She walks into Siddharth’s bachelor pad. His roomies have put up pictures of scantily clad women lovingly. But our Siddharth’s wall has Vivekananda! He quickly covers the other photos with a towel. She finishes washing his shirt as part of her demonstration and proudly points to it and asks, “Isn’t it shining?”

“Has to be,” he replies part laconic, part sheepish. “It’s just come back from the laundry.” And I was floored. I may have developed a fascination for washing clothes since then, because my Miss Chamko, better known as Deepti Naval, in the effervescent Chashme Budoor (with Farooq Shaikh as Siddharth) would fascinate me as I transited from the mandatory shorts in school to the more respectable full-length trousers.

Since then, every conversation I have had with any woman I was remotely interested in, would make me look for Miss Chamko, happily demonstrating the power of washing powder and walking up that little garden bridge to a charming restaurant to sip cold coffee with ice cream.

Miss Chamko and I were born in the same month, albeit a mere 17 years apart.
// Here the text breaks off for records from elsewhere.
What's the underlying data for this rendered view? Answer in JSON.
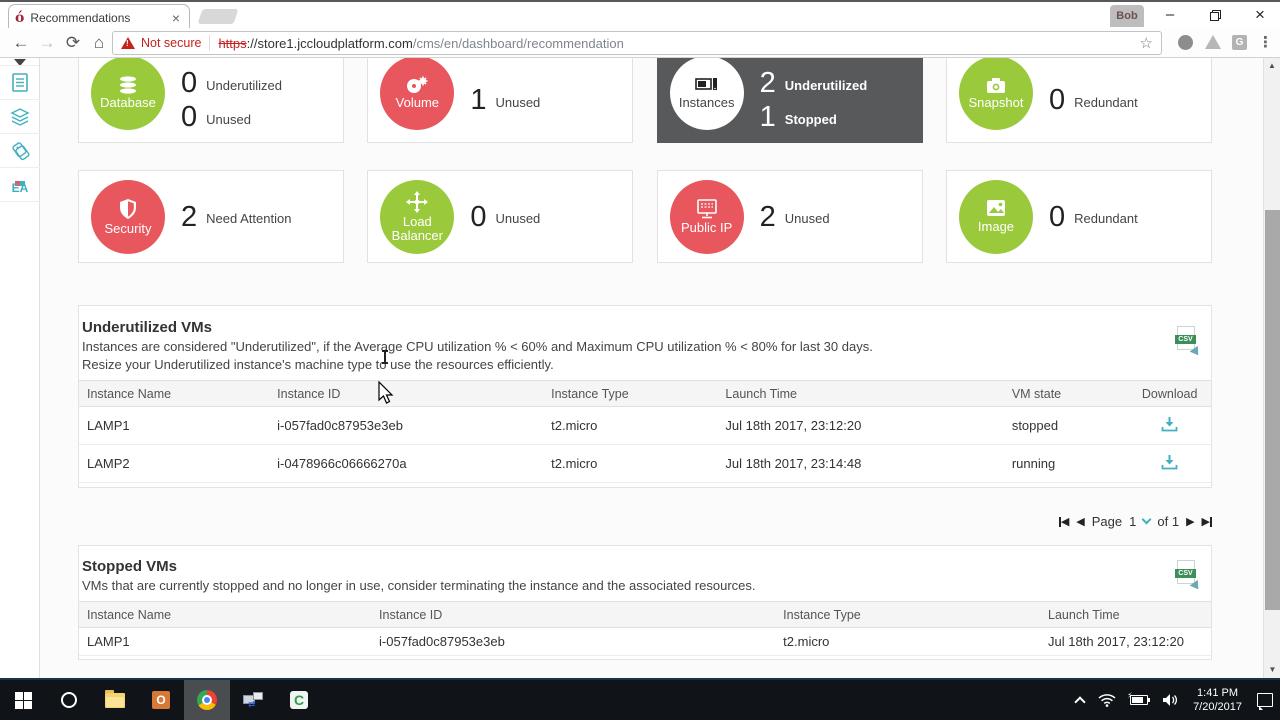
{
  "browser": {
    "tab_title": "Recommendations",
    "profile_name": "Bob",
    "security_label": "Not secure",
    "url_scheme": "https",
    "url_host": "://store1.jccloudplatform.com",
    "url_path": "/cms/en/dashboard/recommendation"
  },
  "glyphs": {
    "favicon": "ó",
    "tab_close": "×",
    "minimize": "–",
    "close": "×",
    "back": "←",
    "forward": "→",
    "reload": "⟳",
    "home": "⌂",
    "warning_mark": "!",
    "star": "☆",
    "ext_g": "G",
    "menu_dots": "⋮",
    "scroll_up": "▲",
    "scroll_down": "▼",
    "prev_tri": "◀",
    "next_tri": "▶",
    "outlook_letter": "O",
    "camtasia_letter": "C",
    "rdp_arrows": "⇄",
    "ea_label": "EA"
  },
  "colors": {
    "green": "#9aca3c",
    "red": "#e8565e",
    "dark_tile": "#58595b",
    "teal": "#41b1c1",
    "not_secure_red": "#c5221f"
  },
  "tiles": [
    {
      "name": "Database",
      "stats": [
        {
          "count": "0",
          "label": "Underutilized"
        },
        {
          "count": "0",
          "label": "Unused"
        }
      ]
    },
    {
      "name": "Volume",
      "stats": [
        {
          "count": "1",
          "label": "Unused"
        }
      ]
    },
    {
      "name": "Instances",
      "stats": [
        {
          "count": "2",
          "label": "Underutilized"
        },
        {
          "count": "1",
          "label": "Stopped"
        }
      ]
    },
    {
      "name": "Snapshot",
      "stats": [
        {
          "count": "0",
          "label": "Redundant"
        }
      ]
    },
    {
      "name": "Security",
      "stats": [
        {
          "count": "2",
          "label": "Need Attention"
        }
      ]
    },
    {
      "name": "Load Balancer",
      "stats": [
        {
          "count": "0",
          "label": "Unused"
        }
      ]
    },
    {
      "name": "Public IP",
      "stats": [
        {
          "count": "2",
          "label": "Unused"
        }
      ]
    },
    {
      "name": "Image",
      "stats": [
        {
          "count": "0",
          "label": "Redundant"
        }
      ]
    }
  ],
  "underutilized": {
    "title": "Underutilized VMs",
    "desc1": "Instances are considered \"Underutilized\", if the Average CPU utilization % < 60% and Maximum CPU utilization % < 80% for last 30 days.",
    "desc2": "Resize your Underutilized instance's machine type to use the resources efficiently.",
    "csv_label": "CSV",
    "headers": [
      "Instance Name",
      "Instance ID",
      "Instance Type",
      "Launch Time",
      "VM state",
      "Download"
    ],
    "rows": [
      {
        "name": "LAMP1",
        "id": "i-057fad0c87953e3eb",
        "type": "t2.micro",
        "launch": "Jul 18th 2017, 23:12:20",
        "state": "stopped"
      },
      {
        "name": "LAMP2",
        "id": "i-0478966c06666270a",
        "type": "t2.micro",
        "launch": "Jul 18th 2017, 23:14:48",
        "state": "running"
      }
    ],
    "pagination": {
      "page_label": "Page",
      "page_number": "1",
      "of_label": "of 1"
    }
  },
  "stopped": {
    "title": "Stopped VMs",
    "desc": "VMs that are currently stopped and no longer in use, consider terminating the instance and the associated resources.",
    "csv_label": "CSV",
    "headers": [
      "Instance Name",
      "Instance ID",
      "Instance Type",
      "Launch Time"
    ],
    "rows": [
      {
        "name": "LAMP1",
        "id": "i-057fad0c87953e3eb",
        "type": "t2.micro",
        "launch": "Jul 18th 2017, 23:12:20"
      }
    ]
  },
  "taskbar": {
    "time": "1:41 PM",
    "date": "7/20/2017"
  }
}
As I grew older, Miss Chamko took on different roles but none of them disappointed me. They just added to my fascination for this witty, intelligent and elegant lady who continues to personify romance.

But yes, part of Miss Chamko’s charm came from the handsome and witty man who rode a bike that barely worked, smoked cheap cigarettes and kept the most pious wall in his bachelor pad. Shaikh’s Siddharth, as I would learn later, was an essential ingredient in the recipe of my boyish fantasy. The final ingredient was the city where Siddharth and Neha met: Delhi. It was special to me because this was the city that I was born in, loved and would leave for a few years. Strangely enough, Sai Paranjpye, the director who captured Delhi of that era — a city of empty roads and beautiful houses and gardens — hailed from another magical city, Pune, where I would spend years when I grew a little older. So, in my little world, everything fell into place beautifully.

Over the years, Naval would meet Shaikh in various other roles. As the idealistic wife in Saath Saath, in which she brings him back on track after his brief encounter with corruption; his ‘educated’ wife pretending to be a rustic in Kissi Se Na Kehna; the quiet but determined woman in a Mumbai chawl in Katha. In another film (Hip Hip Hurray) I remember her having a witty conversation on feminism, this time Shaikh being replaced by Raj Kiran (the substitution did little to dampen my enthusiasm for her). And when a friend recently wrote to me that she was fascinated to see how Naval was immune to the charms of Arjun Rampal in Inkaar, I knew I was right about her all along!

So, it is with some — ok, considerable — excitement that I wait for her return to the screen with Shaikh in Listen Amaya, a tale of a kind of romance perhaps forgotten in these cynical times.